Des camions acheminant des ordures empaquetées vers la décharge de Costa Brava, située à proximité de l’aéroport international de Beyrouth. Photo d’archives/ANI
La juge des référés de Aley, Roula Chamoun, a décrété hier le gel des travaux du projet d’agrandissement de la décharge gouvernementale de Costa Brava, et ce jusqu’à la publication du rapport d’experts (demandé par la justice dans un délai d’un mois) ou jusqu’à publication d’une décision judiciaire contraire. L’information a été communiquée hier par le rassemblement « Moutahidoun », qui compte plusieurs avocats et professeurs ayant porté plainte auprès de la juge pour un arrêt de l’agrandissement de la décharge.
La décharge de Costa Brava (Choueifate, sud de Beyrouth) est l’un des deux sites « contrôlés » mis en place par le gouvernement sur la côte, mais gérés par des compagnies privées. Les deux décharges de Costa Brava et de Bourj Hammoud-Jdeidé (nord de Beyrouth), qui devaient desservir quatre ans la région du Mont-Liban et de Beyrouth, ont été saturées de façon précoce en raison de l’insuffisance des structures de tri et de recyclage : la décision d’agrandir Costa Brava a été prise en janvier de cette année, et les travaux sont en cours. Les deux décharges, dont les cellules sont construites en pleine mer, sont controversées depuis leur création.
L’avocat Rami Alleik, membre de Moutahidoun, rappelle que la plainte, se fondant sur une pétition, a été présentée plus tôt cette année à la juge des référés, qui avait demandé aux ministères de l’Environnement et de la Santé, ainsi qu’au Conseil du développement et de la reconstruction, d’apporter leur réponse. Tous l’ont fait, à l’exception du ministère de la Santé, selon lui. « Cependant, dans sa réponse, le ministère de l’Environnement a tiré en direction du gouvernement dont il fait partie puisqu’il met en avant son propre rapport sur les lacunes dans le travail de la décharge : manque d’installations pour évacuer les gaz ou les liquides dégagés par les déchets, enfouissement de déchets qui ne sont pas inertes (comme les ordures organiques par exemple), ce qui est contraire au contrat initial », précise-t-il à L’Orient-Le Jour.
Cette réponse du ministère de l’Environnement, ajoutée à l’argumentation scientifique présentée par les plaignants, a abouti à la décision prise par la juge hier.

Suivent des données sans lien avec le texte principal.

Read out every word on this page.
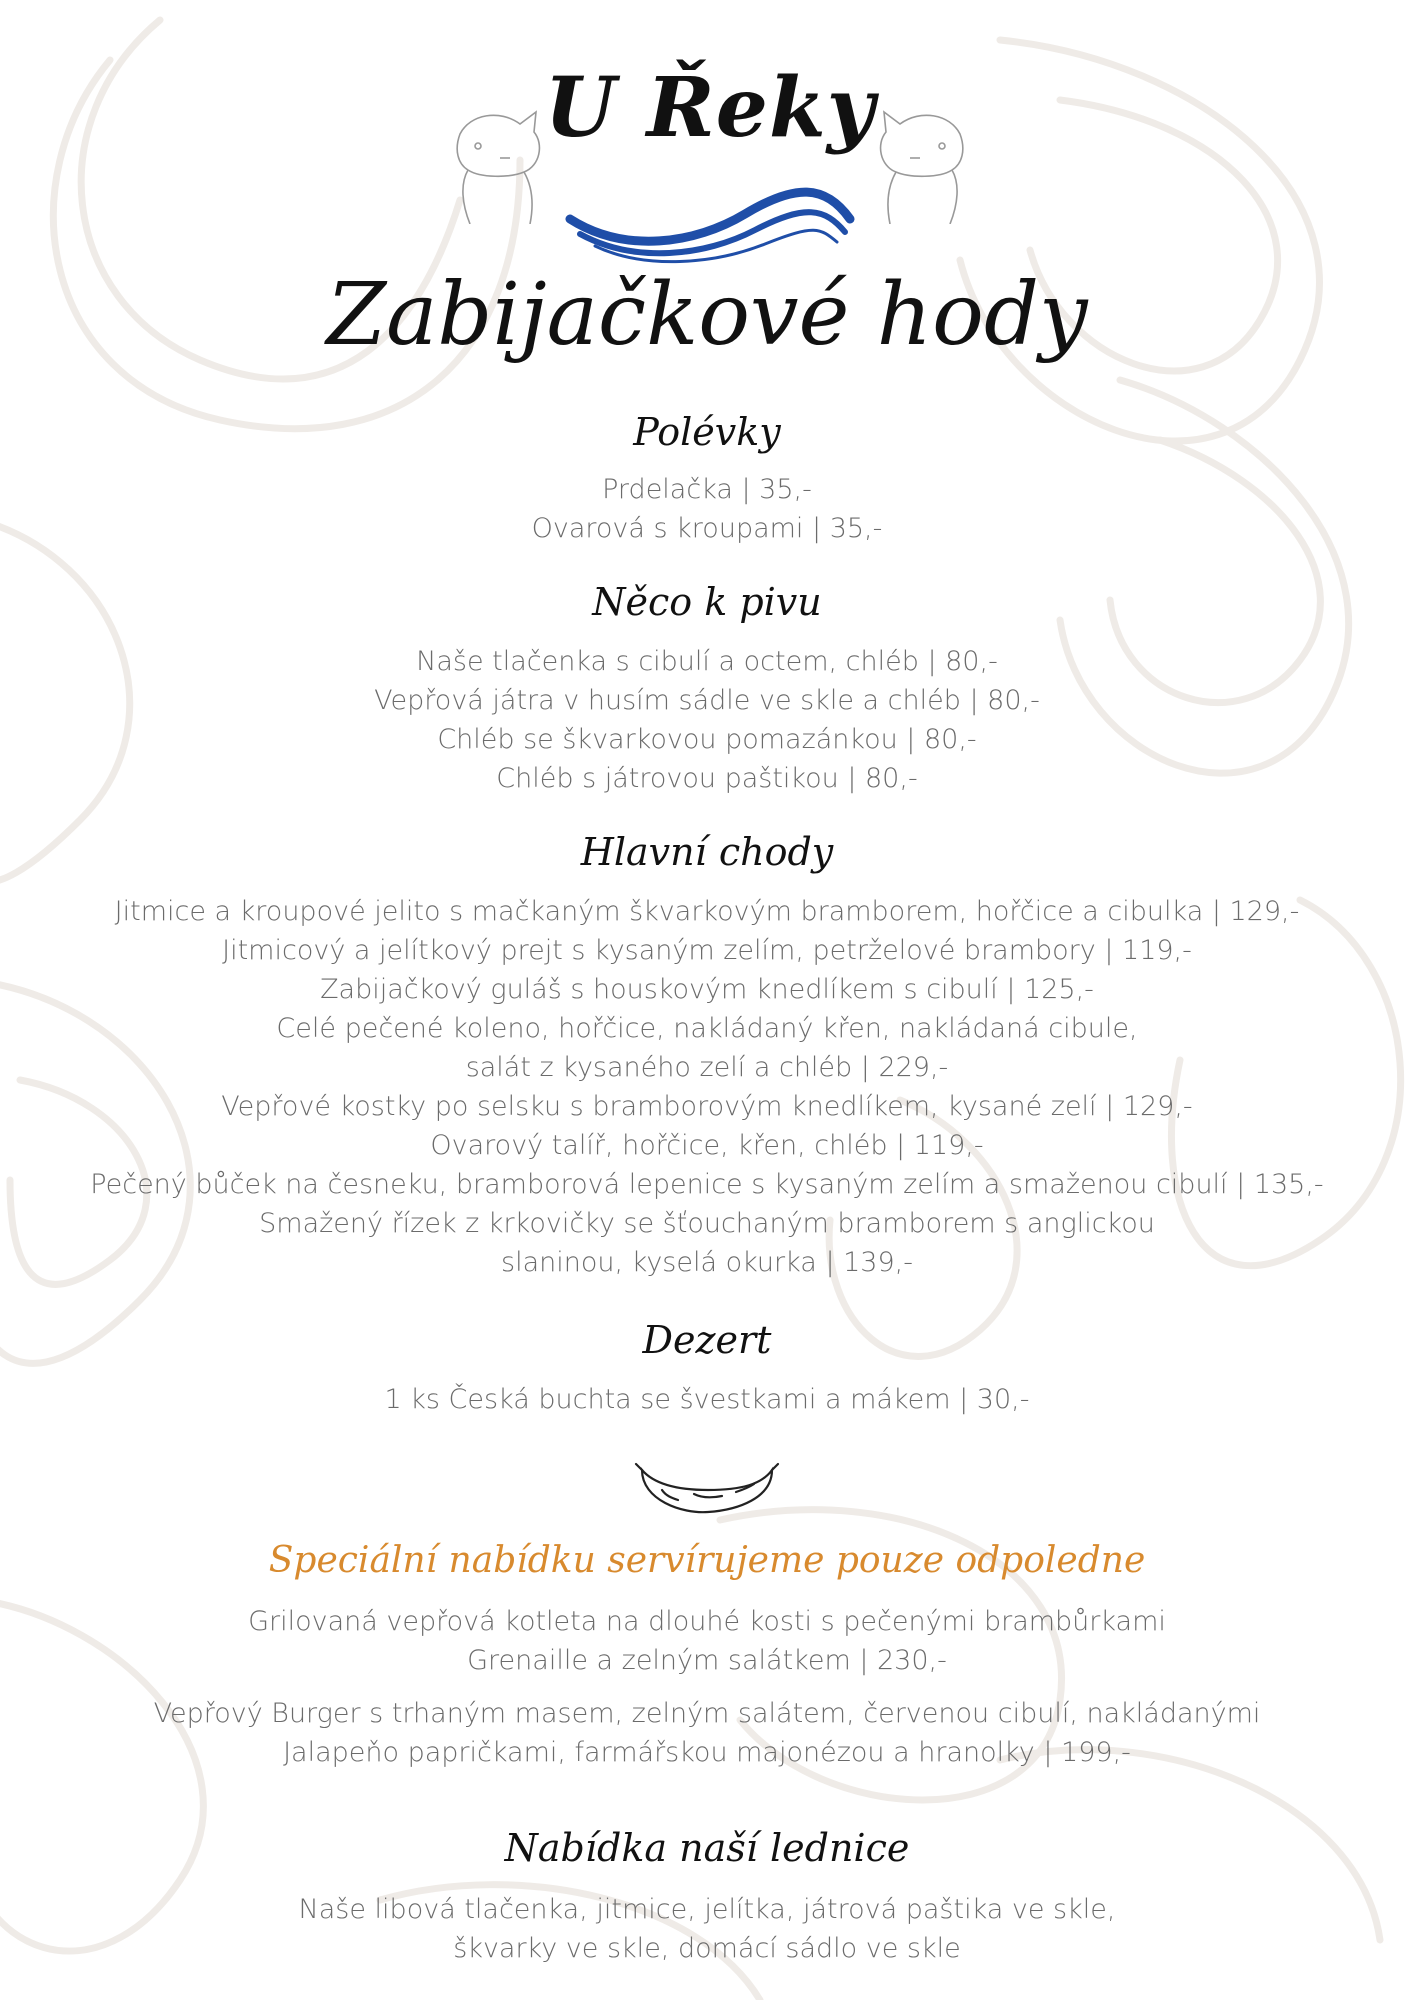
U Řeky
Zabijačkové hody
Polévky
Prdelačka | 35,-
Ovarová s kroupami | 35,-
Něco k pivu
Naše tlačenka s cibulí a octem, chléb | 80,-
Vepřová játra v husím sádle ve skle a chléb | 80,-
Chléb se škvarkovou pomazánkou | 80,-
Chléb s játrovou paštikou | 80,-
Hlavní chody
Jitmice a kroupové jelito s mačkaným škvarkovým bramborem, hořčice a cibulka | 129,-
Jitmicový a jelítkový prejt s kysaným zelím, petrželové brambory | 119,-
Zabijačkový guláš s houskovým knedlíkem s cibulí | 125,-
Celé pečené koleno, hořčice, nakládaný křen, nakládaná cibule,
salát z kysaného zelí a chléb | 229,-
Vepřové kostky po selsku s bramborovým knedlíkem, kysané zelí | 129,-
Ovarový talíř, hořčice, křen, chléb | 119,-
Pečený bůček na česneku, bramborová lepenice s kysaným zelím a smaženou cibulí | 135,-
Smažený řízek z krkovičky se šťouchaným bramborem s anglickou
slaninou, kyselá okurka | 139,-
Dezert
1 ks Česká buchta se švestkami a mákem | 30,-
Speciální nabídku servírujeme pouze odpoledne
Grilovaná vepřová kotleta na dlouhé kosti s pečenými brambůrkami
Grenaille a zelným salátkem | 230,-
Vepřový Burger s trhaným masem, zelným salátem, červenou cibulí, nakládanými
Jalapeňo papričkami, farmářskou majonézou a hranolky | 199,-
Nabídka naší lednice
Naše libová tlačenka, jitmice, jelítka, játrová paštika ve skle,
škvarky ve skle, domácí sádlo ve skle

Mais que se passera-t-il en pratique ? « Nous avons été notifiés de cette décision cet après-midi (hier) et nous allons nous assurer que les autres parties en seront notifiées demain (aujourd’hui), précise Rami Alleik. Nous serons présents sur le terrain afin de nous assurer du gel des travaux et ne laisserons rien passer dans le chantier. »
Le rassemblement avait présenté le 27 avril une plainte au juge des référés en vue d’une mesure rapide qui suspende l’agrandissement de la décharge. « Cette gestion défectueuse des déchets nuit grandement au pays, affirme l’avocat. Nous aspirons à une fermeture pure et simple de la décharge. » Dans son communiqué, Moutahidoun considère par ailleurs que « le renouvellement du contrat avec l’actuel entrepreneur est un crime contre la sécurité et la santé des habitants ».